Сообразила. Повернула. Навстречу по свободному пути, не останавливаясь, пронесся поезд. Тамагочи ослепили пустые окна, а порыв воздуха чуть не сбил с ног. Она словно очнулась и заплакала. Ей хотелось сейчас же вернуться к Тритону. Но он знал, что она этого не сделает. Значит так и будет. Сквозь бесконечно длинный холл забытых туфель она брела обратно к все убегающему эскалатору, мучительно вызывая в памяти его лицо. Оно исчезло, стерлось бесследно. Она не знала его имени, он не знал ее.

Преследовало

другое видение, которое она долю секунды могла видеть за спиной человека с автоматом. Неподвижный состав в ярко освещенных окнах.

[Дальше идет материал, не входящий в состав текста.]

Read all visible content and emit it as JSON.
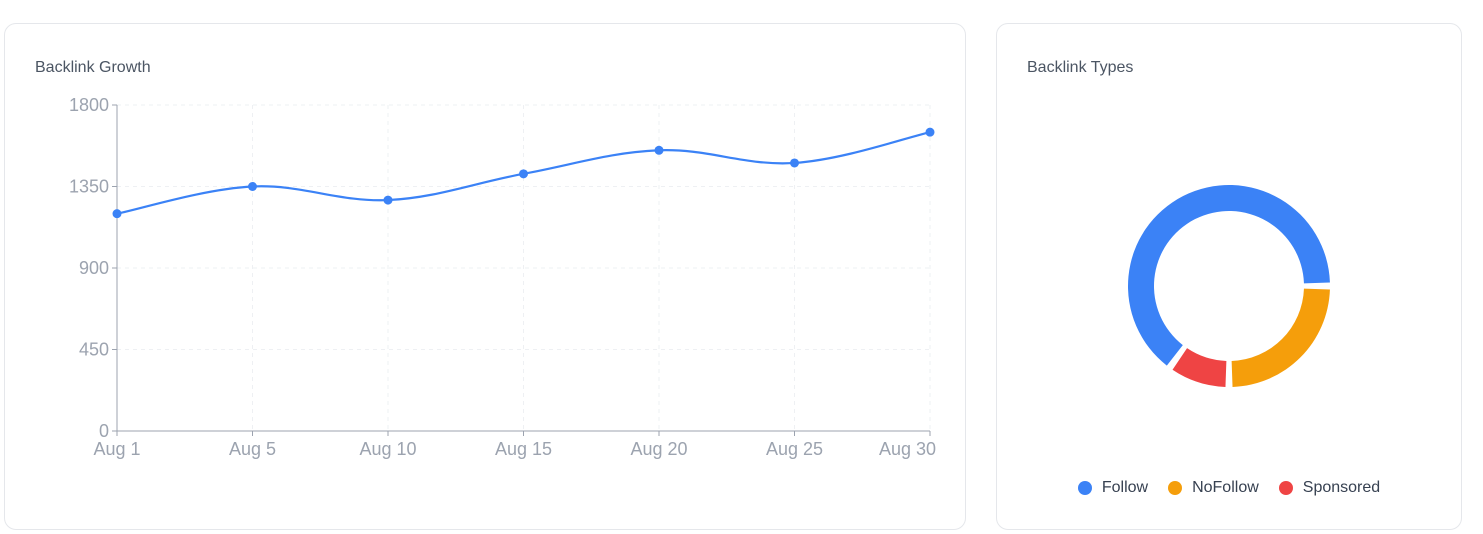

Провалом в нем полутемная искореженная половина второго вагона. Поручень выломан и кривой пикой торчит из раскрытой двери. Состав пуст, и только в этой части сквозь выбитые стекла видны люди. Они сидят на прежних своих местах. Это старик и подросток. Подросток склонился, будто уснул. А старик, как живой, глядя в одну точку, продолжает удерживать коленями палку. На коленях подростка лежит голова толстой женщины, а ее выгнутая в обратную сторону рука в перчатке упирается в пол. Из-за сидения видны косолапо скошенные ноги девушки в розовом пальто. У закрытых дверей на полу сидит офицер. Его ноги подогнуты, а запрокинутая голова удерживает затылком оттопыренную фуражку. Обшивка вагона сплошь покрыта облупленными вмятинами. Брызги на стенах. На пятнистом полу в темных жирных лоскутах и мелком железном соре раскрыт залитый кровью кроссворд со скабрезными картинками. И звон. Высоковольтный звон.

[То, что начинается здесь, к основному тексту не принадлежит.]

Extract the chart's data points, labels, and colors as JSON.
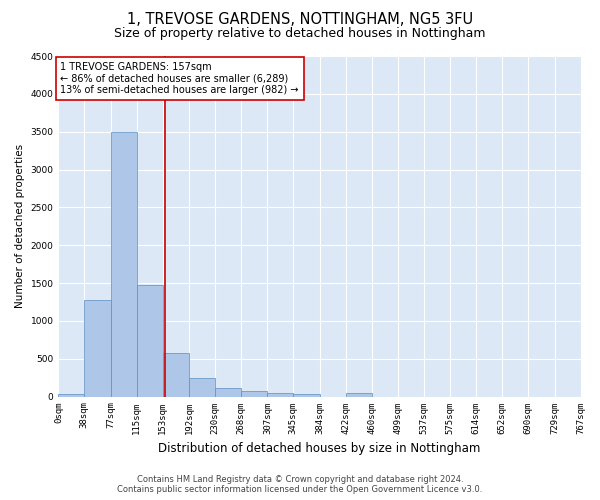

Эта картина будто выгорела в ее сознании. Тамагочи непрерывно видела ее перед собой и открытыми и закрытыми глазами.

Желтый маркер эскалатора, как удар тока. «Девочка. Где девочка?» Мысль оглушила. «Девочка, маленькая, с медведем. Что с ней?» Лента поручня надежно зацепила руку, и жесткая рифленая ступень уже тащила Тамагочи вверх. Она неловко повернулась и начала спускаться против движения эскалатора. «Среди трупов ее не было, я заметила бы такой маленький. Среди раненых?» Сбивая редких встречных, она попыталась сбежать вниз, но все не успевала. Стальное полотно тянуло прочь. Как во сне, из последних сил она бежала на одном месте, видя перед собой все те же пустые глазницы вагона. Наконец, обессилев, она споткнулась в последний раз, села на ступень и закрыла лицо руками. Наверху ей помогли встать чьи-то сильные руки, и в общем потоке она была вынесена на улицу.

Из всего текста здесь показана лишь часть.